Treatment of gum diseases

Periodontology is a field specialised in the treatment of gums and the parodontium. The parodontium involves the tissues surrounding the teeth: the bones, the fibres that bind the teeth to the bone, and the gums. Diseases of the parodontium are caused by bacterial inflammation. Accumulated plaque on the surface of the tooth is a source of bacteria that leads to destructive inflammation. This often painless inflammation is initially limited to the gums, but then spreads to the bones and the fibres that secure the teeth, ultimately destroying these structures. This process may remain undetected (sometimes for many years) until tooth migration, loosening or decaying draws attention to the inflammation. The primary symptoms of periodontal disease are bleeding and swollen gums, growing space between teeth, unpleasant breath and loosened teeth.

Gum disease is treatable and curable. However, the tissue that is destroyed as a result of inflammation can rarely be restored to its original state. A realistic result is the healing of the inflammation and the preservation of the state achieved after healing. It is important to emphasise that, since the problem of dental disease tends to affect susceptible individuals, maintenance therapy is still necessary after recovery, requiring a life-long commitment and care from both the patient and the specialist.

The purpose of periodontontal treatment is to keep natural teeth as long as possible and in a functional condition.
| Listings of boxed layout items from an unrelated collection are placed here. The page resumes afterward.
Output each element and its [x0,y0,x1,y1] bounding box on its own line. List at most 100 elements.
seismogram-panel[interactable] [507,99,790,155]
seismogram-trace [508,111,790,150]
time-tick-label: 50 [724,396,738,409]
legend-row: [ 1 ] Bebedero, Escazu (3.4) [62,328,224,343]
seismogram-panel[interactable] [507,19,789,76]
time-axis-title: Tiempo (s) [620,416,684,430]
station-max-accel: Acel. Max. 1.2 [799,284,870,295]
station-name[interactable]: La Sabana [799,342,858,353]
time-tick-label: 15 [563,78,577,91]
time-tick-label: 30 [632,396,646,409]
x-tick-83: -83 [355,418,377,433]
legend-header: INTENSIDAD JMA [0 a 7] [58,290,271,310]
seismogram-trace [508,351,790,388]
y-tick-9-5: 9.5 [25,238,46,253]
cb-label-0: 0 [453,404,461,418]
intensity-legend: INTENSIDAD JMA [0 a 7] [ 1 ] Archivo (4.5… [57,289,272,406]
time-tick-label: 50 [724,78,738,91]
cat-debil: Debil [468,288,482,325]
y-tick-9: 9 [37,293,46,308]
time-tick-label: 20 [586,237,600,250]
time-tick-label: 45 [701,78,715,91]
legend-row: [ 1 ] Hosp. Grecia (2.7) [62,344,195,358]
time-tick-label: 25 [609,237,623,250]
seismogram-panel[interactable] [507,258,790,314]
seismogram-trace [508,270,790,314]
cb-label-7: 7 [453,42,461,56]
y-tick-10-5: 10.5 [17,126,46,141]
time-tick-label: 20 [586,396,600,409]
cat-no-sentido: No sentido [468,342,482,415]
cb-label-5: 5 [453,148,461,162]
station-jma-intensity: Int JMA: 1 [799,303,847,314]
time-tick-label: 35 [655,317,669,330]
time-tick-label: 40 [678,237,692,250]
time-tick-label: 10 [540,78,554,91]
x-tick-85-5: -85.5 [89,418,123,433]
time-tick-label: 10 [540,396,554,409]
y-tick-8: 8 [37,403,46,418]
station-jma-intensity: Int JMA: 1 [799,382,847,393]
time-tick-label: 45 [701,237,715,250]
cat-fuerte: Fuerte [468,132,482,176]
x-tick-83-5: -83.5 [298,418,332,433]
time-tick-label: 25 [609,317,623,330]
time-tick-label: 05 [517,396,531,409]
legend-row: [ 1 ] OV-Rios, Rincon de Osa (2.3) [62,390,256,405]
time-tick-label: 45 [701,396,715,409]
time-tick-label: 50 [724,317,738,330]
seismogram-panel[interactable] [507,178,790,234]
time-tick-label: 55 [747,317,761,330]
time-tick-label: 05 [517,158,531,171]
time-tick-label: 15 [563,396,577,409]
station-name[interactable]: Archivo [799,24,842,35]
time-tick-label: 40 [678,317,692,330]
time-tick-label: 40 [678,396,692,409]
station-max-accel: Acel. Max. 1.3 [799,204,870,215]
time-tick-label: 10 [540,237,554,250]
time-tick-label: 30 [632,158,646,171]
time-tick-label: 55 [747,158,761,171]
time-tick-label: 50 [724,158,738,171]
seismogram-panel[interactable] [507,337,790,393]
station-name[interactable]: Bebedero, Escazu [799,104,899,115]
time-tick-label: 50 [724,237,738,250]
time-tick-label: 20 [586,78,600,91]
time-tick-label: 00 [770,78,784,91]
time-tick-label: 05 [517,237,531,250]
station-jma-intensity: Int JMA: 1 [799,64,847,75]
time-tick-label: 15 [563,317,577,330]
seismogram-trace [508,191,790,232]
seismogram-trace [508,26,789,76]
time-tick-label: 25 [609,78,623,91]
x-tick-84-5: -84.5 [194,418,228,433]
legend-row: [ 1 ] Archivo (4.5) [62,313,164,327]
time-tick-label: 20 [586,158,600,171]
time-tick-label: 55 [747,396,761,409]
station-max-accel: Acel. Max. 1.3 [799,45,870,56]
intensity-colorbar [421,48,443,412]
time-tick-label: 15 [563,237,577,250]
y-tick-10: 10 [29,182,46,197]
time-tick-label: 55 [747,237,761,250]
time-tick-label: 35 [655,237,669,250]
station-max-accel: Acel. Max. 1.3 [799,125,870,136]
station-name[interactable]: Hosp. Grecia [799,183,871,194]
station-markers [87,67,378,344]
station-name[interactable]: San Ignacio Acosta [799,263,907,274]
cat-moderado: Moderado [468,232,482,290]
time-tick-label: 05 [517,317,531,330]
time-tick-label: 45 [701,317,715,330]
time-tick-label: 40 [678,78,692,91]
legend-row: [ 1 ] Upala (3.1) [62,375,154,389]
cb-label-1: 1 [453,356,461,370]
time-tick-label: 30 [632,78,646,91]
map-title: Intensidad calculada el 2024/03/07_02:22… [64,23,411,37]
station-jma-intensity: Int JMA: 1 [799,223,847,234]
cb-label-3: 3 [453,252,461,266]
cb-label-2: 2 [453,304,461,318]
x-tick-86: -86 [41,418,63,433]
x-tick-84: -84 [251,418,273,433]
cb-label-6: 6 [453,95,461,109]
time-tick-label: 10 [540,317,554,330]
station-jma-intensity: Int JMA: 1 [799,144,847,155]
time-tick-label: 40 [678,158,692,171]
The basis of the treatment is scaling in order to reduce the bacterial mass that causes the inflammation. In order to maintain a clean oral cavity, proficient dental care at home is absolutely necessary. If oral hygiene is not adequate, periodontal therapy cannot be successful.

Periodontal therapy consists of several treatment stages, but the sequence is always the same. The severity of the dental disease determines which stages the patient has to undergo in order to achieve a complete recovery. Curing an inflamed parodontium is a time-consuming process requiring patience and commitment. Treatment and recovery periods interchange throughout the therapy.

Periodontology also covers the correction of gums. The cause of discomfort is in most cases the detachment of the gum tissue from the tooth, which is called recession. Sometimes, however, gums which are too thick can be the cause of aesthetic problems. There is a solution to both by appropriate surgical corrections (see: aesthetic surgery.)